Film over de campagne van Een DIER Een VRIEND voor sluiting van het apentestcentrum BPRC

WAT HEBBEN DIERPROEVEN IN HET BPRC OPGELEVERD?

Het morele argument van het BPRC is dat dierproeven uitgevoerd worden om ernstige ziektes voor de mens te bestrijden met als doel het ontwikkelen van effectieve medicijnen of vaccins. Deze argumentatie wordt ook ingezet om fondsen bij de EU en goede doelen los te weken. Wanneer je echter de behaalde resultaten op de website van het BPRC bekijkt dan valt het morele argument weg. Volgens het BPRC heeft het onderzoek ‘tot belangrijke inzichten geleid in ziektes als aids, artritis en malaria. Recente doorbraken zijn de ontwikkelingen en verfijning van modellen voor multiple sclerose, Parkinson en tuberculose.’ 4

Deze belangrijke inzichten, ondanks tientallen jaren onderzoek, hebben niet geleid tot de oplossing van ziektes of het ontwikkelen van effectieve medicijnen of vaccins. Deze inzichten resulteren in vervolgvragen bij de onderzoekers: nog meer dierproeven.

De ontwikkeling en verfijning van modellen voor multiple sclerose, Parkinson en tuberculose is wetenschapsjargon. Hiermee wordt bedoeld dat er methoden zijn ontwikkeld om deze ziektes in apen na te bootsen. De apen zijn de modellen. De resusaap is, na de mensaap zoals de chimpansee, het proefdier dat het meeste op mensen lijkt. Toch zit er 25 miljoen jaar evolutie tussen een resusaap en een mens. De dierproefnemers lopen dan ook tegen tal van problemen aan.

Ziektes die in de apen worden opgewekt zijn vaak niet dezelfde ziektes als bij de mens: zo krijgen apen geen HIV maar SIV. Apen zijn ook niet ontvankelijk voor de malaria parasiet die juist zo gevaarlijk is voor mensen (p falciparum en p vivax). De 'oplossing' van de onderzoekers is om de apen te infecteren met de apenvariant p cynomolgi.

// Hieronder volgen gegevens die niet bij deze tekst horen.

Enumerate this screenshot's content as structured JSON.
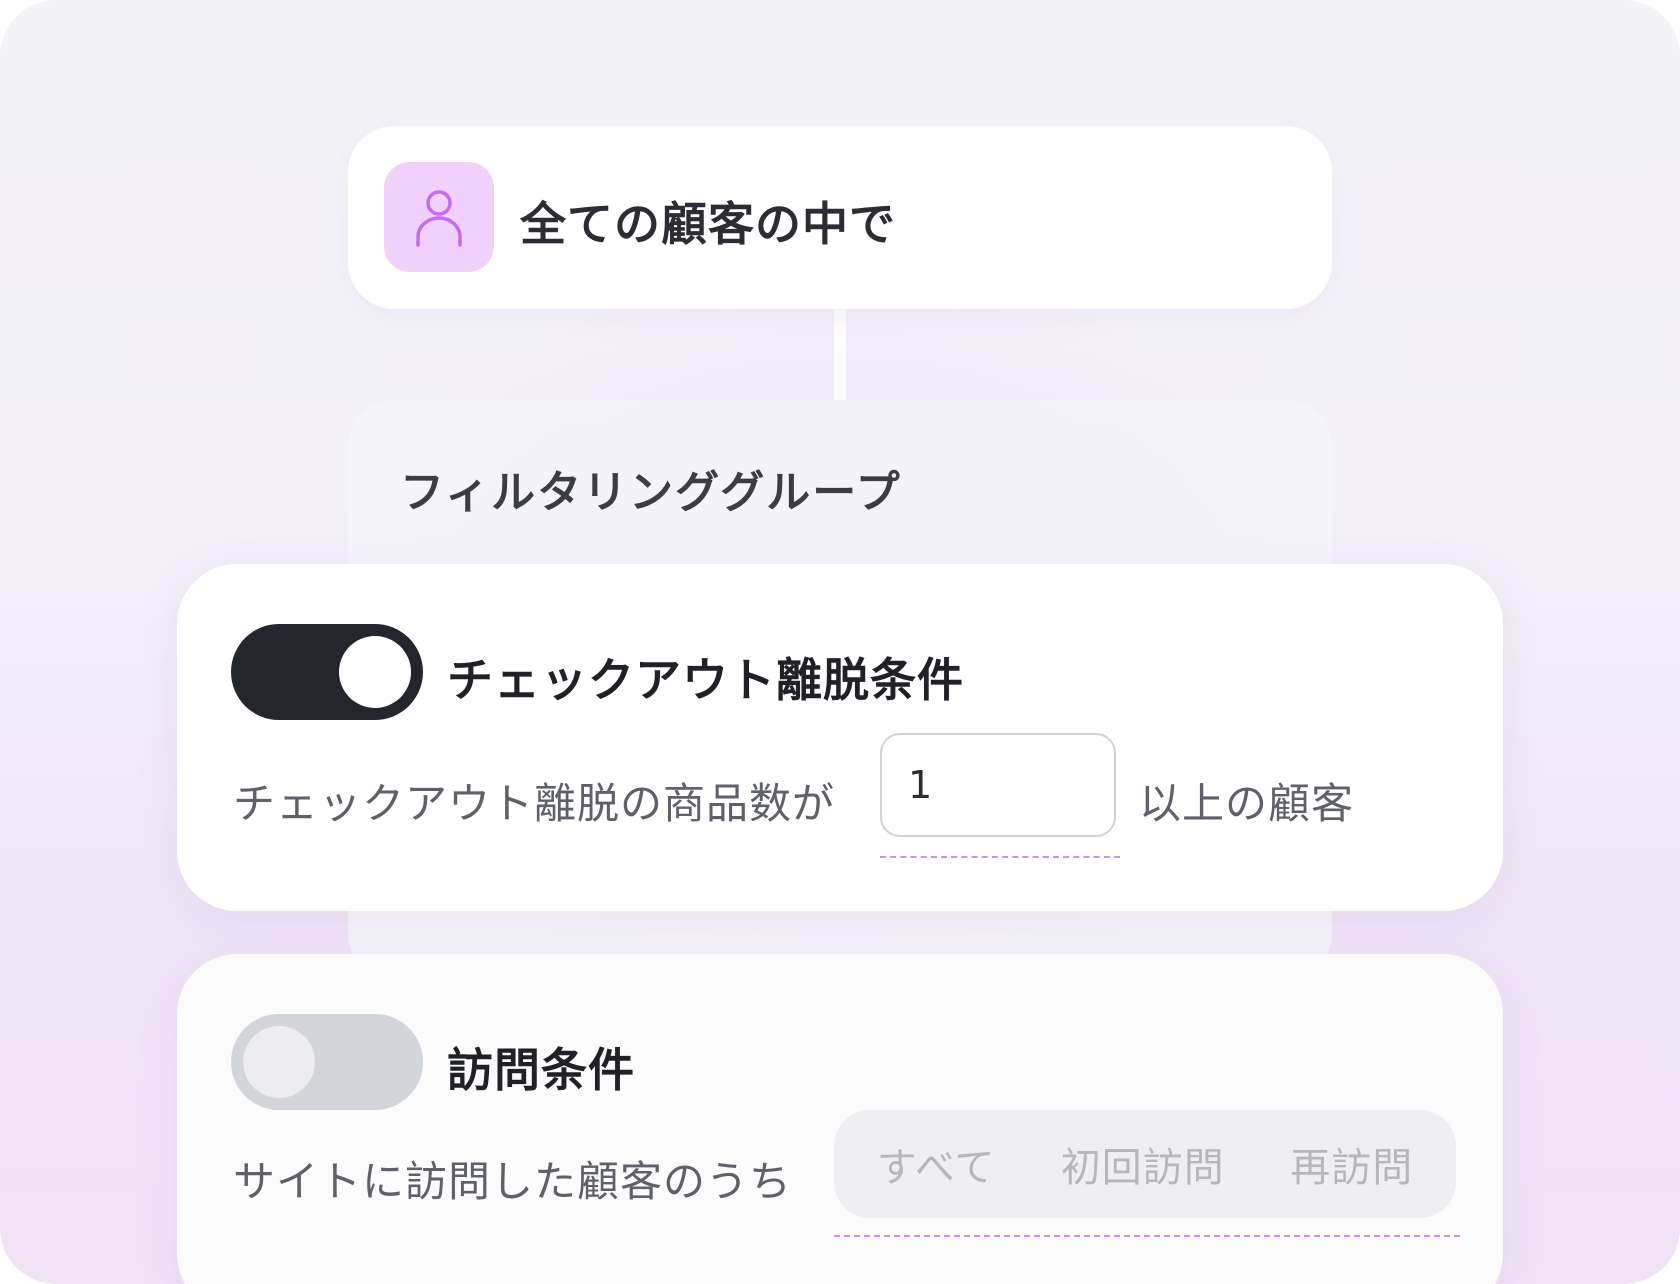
{
  "audience": {
    "title": "全ての顧客の中で",
    "icon": "user-icon"
  },
  "filter_group": {
    "title": "フィルタリンググループ"
  },
  "conditions": [
    {
      "title": "チェックアウト離脱条件",
      "enabled": true,
      "prefix_text": "チェックアウト離脱の商品数が",
      "input_value": "1",
      "suffix_text": "以上の顧客"
    },
    {
      "title": "訪問条件",
      "enabled": false,
      "prefix_text": "サイトに訪問した顧客のうち",
      "options": [
        "すべて",
        "初回訪問",
        "再訪問"
      ]
    }
  ],
  "colors": {
    "accent": "#d38cf0",
    "avatar_bg": "#f1d0fb",
    "toggle_on": "#23262c",
    "toggle_off": "#d2d5d9"
  }
}
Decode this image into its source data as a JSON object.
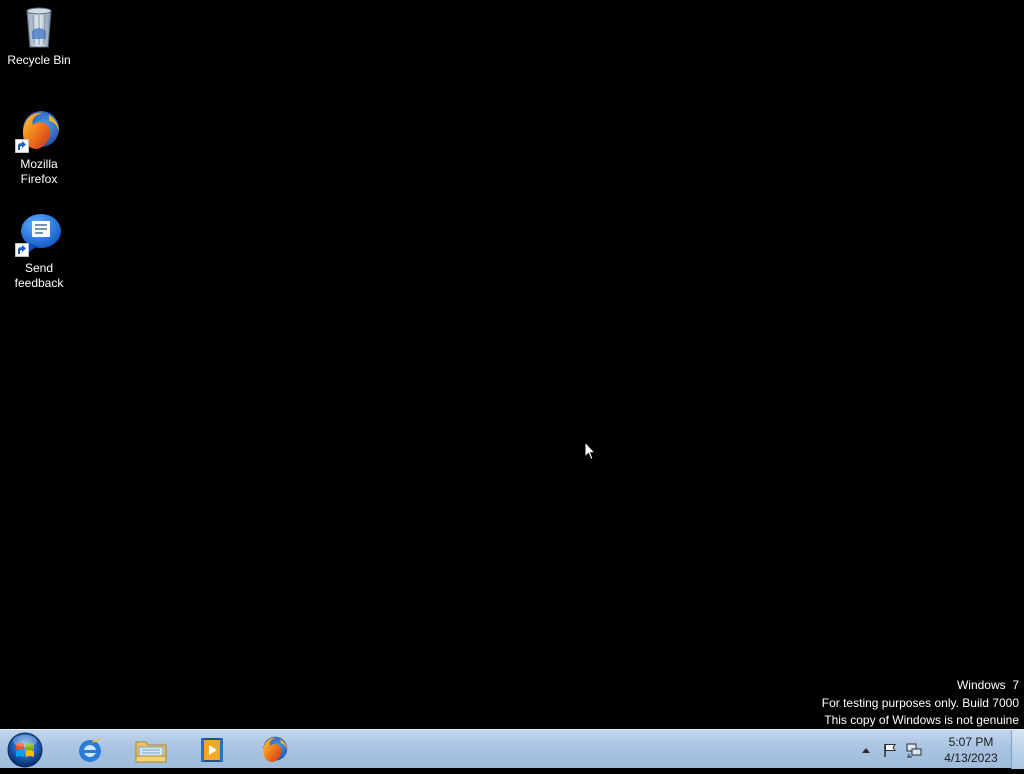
{
  "desktop": {
    "icons": [
      {
        "label": "Recycle Bin",
        "icon": "recycle-bin-icon"
      },
      {
        "label": "Mozilla Firefox",
        "label_line1": "Mozilla",
        "label_line2": "Firefox",
        "icon": "firefox-icon"
      },
      {
        "label": "Send feedback",
        "label_line1": "Send",
        "label_line2": "feedback",
        "icon": "feedback-icon"
      }
    ],
    "background_color": "#000000"
  },
  "watermark": {
    "line1": "Windows  7",
    "line2": "For testing purposes only. Build 7000",
    "line3": "This copy of Windows is not genuine"
  },
  "taskbar": {
    "pinned": [
      {
        "icon": "start-orb-icon"
      },
      {
        "icon": "internet-explorer-icon"
      },
      {
        "icon": "windows-explorer-icon"
      },
      {
        "icon": "media-player-icon"
      },
      {
        "icon": "firefox-icon"
      }
    ],
    "tray": {
      "icons": [
        "show-hidden-icons-arrow",
        "action-center-flag-icon",
        "network-icon"
      ],
      "time": "5:07 PM",
      "date": "4/13/2023"
    }
  },
  "colors": {
    "taskbar": "#a9c4e2",
    "text": "#ffffff"
  }
}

Bovendien worden de ziektes kunstmatig opgewekt waardoor het verloop van de ziekte weer verschilt met die van de mens. En dan moeten de 'resultaten' in dieren ook nog eens vertaald worden naar de mens.

GEEN RESULTAAT

Uit een studie van biofarmaceut Peter van Meer van de Universiteit Utrecht blijkt dat het nut van dierproeven zeer beperkt is. Hij trok deze conclusie nadat hij 33 Europese registratiedossiers bestudeerde waarbij ruim 5.000 makaken en 68 chimpansees in ruim 6.000 experimenten zijn ingezet als proefdier voor biotechnologische medicijnen. 5

Het is dan ook niet vreemd dat het BPRC de ontwikkeling en verfijning van modellen voor multiple sclerose, Parkinson en tuberculose als een resultaat ziet. Echter de reden waarom dierproeven gefinancierd en goedgekeurd worden is voor de ontwikkeling van effectieve medicijnen of vaccins. Door het uitblijven van resultaten valt deze morele vergoelijking volledig weg.

WAT WIJ WILLEN

Animal Rights en dierenrechtenorganisatie Een DIER Een VRIEND voeren campagne voor stopzetting van de apenexperimenten. We willen dat de miljoenen euro’s subsidie besteed worden aan moderne dierproefvrije technieken en niet aan verouderde dierproeven. De apen die nu opgesloten zitten moeten met pensioen: zij verdienen de juiste zorg in een gespecialiseerd opvangcentrum.